Out of The Flames

Throughout Dracula people are getting bitten and turning into Vampires. It is a constant unending chain, that seemingly can’t be stopped. Then, at the end of the novel the chain is broken when they kill Dracula. In the process Morris is killed, in turn, he is remembered through Mina and Johnathan’s’ baby whom they named Quincey, who also happened to be born on the same day Morris was killed. This represents the theme of rebirth in the novel. This can be most clearly seen in Jonathan Harker’s final note at the end of the novel. 

 

Seven years ago we all went through the flames; and the happiness of some of us since then is, we think, well worth the pain we endured. It is an added joy to Mina and to me that our boy’s birthday is the same day as that on which Quincey Morris died. His mother holds, I know, the secret belief that some of our brave friend’s spirit has passed into him. His bundle of names links all our little band of men together; but we call him Quincey. In the summer of this year we made a journey to Transylvania, and went over the old ground which was, and is, to us so full of vivid and terrible memories. It was almost impossible to believe that the things which we had seen with our own eyes and heard with our own ears were living truths. Every trace of all that had been was blotted out(Stoker 402). 

The passage starts off with the line, “Seven years ago we all went through the flames.” This is already the first representation of the theme of rebirth in this passage. Flames are often associated with rebirth because of the Phoenix, who at the end of its life sets itself on fire so a young Phoenix can rise from its ashes.
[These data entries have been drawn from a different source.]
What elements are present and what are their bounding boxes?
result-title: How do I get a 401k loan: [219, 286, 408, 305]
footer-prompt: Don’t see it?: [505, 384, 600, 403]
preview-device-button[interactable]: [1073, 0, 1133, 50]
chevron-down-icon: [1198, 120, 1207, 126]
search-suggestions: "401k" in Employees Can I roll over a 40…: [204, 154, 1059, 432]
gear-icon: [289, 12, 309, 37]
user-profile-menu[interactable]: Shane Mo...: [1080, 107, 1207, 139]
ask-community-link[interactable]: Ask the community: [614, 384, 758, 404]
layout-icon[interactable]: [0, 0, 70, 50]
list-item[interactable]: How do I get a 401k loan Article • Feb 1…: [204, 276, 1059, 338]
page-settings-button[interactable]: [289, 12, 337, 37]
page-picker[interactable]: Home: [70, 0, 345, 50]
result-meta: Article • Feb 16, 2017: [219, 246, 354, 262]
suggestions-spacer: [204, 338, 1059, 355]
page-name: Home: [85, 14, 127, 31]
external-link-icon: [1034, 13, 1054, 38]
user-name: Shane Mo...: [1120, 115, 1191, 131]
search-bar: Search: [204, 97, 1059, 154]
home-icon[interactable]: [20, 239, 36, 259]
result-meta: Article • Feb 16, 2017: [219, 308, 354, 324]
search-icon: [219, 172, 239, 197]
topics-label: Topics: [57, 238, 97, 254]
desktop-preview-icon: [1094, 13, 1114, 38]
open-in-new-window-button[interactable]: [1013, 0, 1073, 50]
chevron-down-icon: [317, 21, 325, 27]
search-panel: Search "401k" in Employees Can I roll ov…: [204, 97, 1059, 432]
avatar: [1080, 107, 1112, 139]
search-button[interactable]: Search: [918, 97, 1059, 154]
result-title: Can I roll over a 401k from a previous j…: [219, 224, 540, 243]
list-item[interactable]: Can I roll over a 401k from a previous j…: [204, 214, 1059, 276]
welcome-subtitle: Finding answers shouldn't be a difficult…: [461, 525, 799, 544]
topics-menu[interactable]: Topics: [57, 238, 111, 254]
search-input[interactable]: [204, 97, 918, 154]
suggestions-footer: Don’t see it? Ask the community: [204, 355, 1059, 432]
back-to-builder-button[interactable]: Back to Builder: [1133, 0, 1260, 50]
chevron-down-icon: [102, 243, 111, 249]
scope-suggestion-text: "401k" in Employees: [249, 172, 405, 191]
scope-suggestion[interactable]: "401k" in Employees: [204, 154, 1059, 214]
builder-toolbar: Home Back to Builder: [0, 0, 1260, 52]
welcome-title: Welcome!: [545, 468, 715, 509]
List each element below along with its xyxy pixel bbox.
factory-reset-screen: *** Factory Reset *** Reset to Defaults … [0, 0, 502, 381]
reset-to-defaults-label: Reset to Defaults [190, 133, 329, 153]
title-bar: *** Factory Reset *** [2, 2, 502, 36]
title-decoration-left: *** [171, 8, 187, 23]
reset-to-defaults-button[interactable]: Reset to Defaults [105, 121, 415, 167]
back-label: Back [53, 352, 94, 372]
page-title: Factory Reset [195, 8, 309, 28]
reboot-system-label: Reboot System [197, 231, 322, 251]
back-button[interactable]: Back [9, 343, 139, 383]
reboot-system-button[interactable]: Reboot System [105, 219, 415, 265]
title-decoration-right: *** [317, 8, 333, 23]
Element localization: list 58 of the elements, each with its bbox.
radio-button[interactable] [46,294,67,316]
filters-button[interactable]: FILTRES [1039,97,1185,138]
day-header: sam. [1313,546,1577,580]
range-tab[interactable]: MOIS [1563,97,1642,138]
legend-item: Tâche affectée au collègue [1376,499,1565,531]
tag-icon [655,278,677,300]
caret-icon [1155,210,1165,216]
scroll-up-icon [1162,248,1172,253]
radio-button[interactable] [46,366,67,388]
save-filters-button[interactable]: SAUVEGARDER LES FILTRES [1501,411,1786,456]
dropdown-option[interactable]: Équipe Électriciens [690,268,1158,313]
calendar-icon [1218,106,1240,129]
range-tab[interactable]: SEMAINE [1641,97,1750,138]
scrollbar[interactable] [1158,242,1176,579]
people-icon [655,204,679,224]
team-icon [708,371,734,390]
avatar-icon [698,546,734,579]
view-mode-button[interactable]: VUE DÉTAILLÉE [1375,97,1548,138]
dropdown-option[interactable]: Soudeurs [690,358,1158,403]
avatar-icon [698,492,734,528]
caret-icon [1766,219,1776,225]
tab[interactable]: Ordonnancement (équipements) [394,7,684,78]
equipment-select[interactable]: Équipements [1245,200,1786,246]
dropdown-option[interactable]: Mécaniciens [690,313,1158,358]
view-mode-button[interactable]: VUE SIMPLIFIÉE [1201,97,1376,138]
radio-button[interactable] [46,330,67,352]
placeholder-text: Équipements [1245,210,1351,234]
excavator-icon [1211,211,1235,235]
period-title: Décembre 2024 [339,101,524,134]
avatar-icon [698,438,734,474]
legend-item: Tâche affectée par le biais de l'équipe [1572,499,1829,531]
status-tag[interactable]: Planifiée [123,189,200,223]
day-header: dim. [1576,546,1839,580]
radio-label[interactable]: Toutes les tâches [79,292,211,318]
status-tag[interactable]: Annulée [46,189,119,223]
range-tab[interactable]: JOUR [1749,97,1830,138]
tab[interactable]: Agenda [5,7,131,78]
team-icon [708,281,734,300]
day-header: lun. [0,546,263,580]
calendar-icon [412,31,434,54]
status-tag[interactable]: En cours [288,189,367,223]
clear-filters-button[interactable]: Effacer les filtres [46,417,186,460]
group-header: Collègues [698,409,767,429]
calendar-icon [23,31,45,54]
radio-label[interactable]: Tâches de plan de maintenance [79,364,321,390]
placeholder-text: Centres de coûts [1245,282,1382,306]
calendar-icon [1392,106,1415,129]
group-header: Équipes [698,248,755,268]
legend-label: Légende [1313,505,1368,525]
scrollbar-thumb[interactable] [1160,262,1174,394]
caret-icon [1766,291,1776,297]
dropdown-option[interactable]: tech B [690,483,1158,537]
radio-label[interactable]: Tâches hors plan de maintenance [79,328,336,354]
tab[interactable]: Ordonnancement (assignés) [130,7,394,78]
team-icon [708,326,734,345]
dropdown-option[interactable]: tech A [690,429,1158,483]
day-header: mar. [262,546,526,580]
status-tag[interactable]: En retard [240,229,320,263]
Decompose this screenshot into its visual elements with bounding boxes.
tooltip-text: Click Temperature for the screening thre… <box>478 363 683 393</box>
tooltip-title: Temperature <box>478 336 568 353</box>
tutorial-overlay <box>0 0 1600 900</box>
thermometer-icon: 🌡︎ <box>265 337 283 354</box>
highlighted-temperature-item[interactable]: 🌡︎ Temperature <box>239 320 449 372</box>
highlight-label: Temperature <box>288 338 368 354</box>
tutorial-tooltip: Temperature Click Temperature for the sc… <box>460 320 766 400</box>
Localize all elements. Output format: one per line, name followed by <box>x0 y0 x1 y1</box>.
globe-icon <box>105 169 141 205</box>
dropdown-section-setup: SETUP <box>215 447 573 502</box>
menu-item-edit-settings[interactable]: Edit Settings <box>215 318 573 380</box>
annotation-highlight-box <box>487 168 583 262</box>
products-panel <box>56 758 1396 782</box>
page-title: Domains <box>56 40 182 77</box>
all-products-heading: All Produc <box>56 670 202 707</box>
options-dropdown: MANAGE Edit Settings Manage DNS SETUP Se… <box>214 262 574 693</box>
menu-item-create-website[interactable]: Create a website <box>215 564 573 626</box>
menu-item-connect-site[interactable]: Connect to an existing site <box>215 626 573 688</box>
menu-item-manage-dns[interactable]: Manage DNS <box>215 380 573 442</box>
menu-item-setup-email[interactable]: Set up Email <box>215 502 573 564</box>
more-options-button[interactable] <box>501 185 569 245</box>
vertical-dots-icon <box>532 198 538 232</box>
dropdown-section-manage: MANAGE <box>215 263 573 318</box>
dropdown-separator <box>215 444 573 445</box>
For them to have this child they all needed to go through the flames, meaning they needed to suffer. The next line shows how this suffering gave them a rebirth, “and the happiness of some of us since then is, we think, well worth the pain we endured.” This shows that through the suffering or ‘flames’ they were able to gain rebirth which is a new life that is free of Dracula. The next line states that Mina and Jonathan’s child was born on the same day as the day Morris died. Suggesting that Quincy, their kid, might even be a reincarnation of Morris, this is the most literal example of rebirth in this quote. The end of the quote goes like this, “In the summer of this year we made a journey to Transylvania, and went over the old ground which was, and is, to us so full of vivid and terrible memories. It was almost impossible to believe that the things which we had seen with our own eyes and heard with our own ears were living truths. Every trace of all that had been was blotted out. The castle stood as before, reared high above a waste of desolation.” Jonathan and Mina went back to Transylvania and revisited all the places they had been. Why would they go back and be reminded of such terrible memories? The answer probably lies in the human desire to see a place they associate with chaos and evil rebirth as a place set free from that evil, or rebirth. In the next sentence Jonathan writes, “It was almost impossible to believe that the things which we had seen with our own eyes and heard with our own ears were living truths. Every trace of all that had been was blotted out.”  Even though this place is associated in their minds with the place their best friend had been murdered, he acknowledges that despite that experience it felt as if nothing had happened there, “Every trace of all that had been was blotted out.” This shows us that even the most terrible things can experience a rebirth.  

It is also important to take note of what Bram Stoker is saying about rebirth. For most of the novel rebirth is shown in an evil light, vampires live long past regular humans and they spread their misfortune to others who then are rebirthed as vampires. Yet, at the end rebirth is portrayed in a positive light through Jonathan and Mina’s child, Quincey. This could be a comment by Stoker on the obsession with death in the Victorian era and the desire to live longer, which caused some people to seek out unnatural methods to elongate their life. By showing that when you allow life to take its course there is rebirth but in a much more metaphorical and spiritual way, and that is the next generation.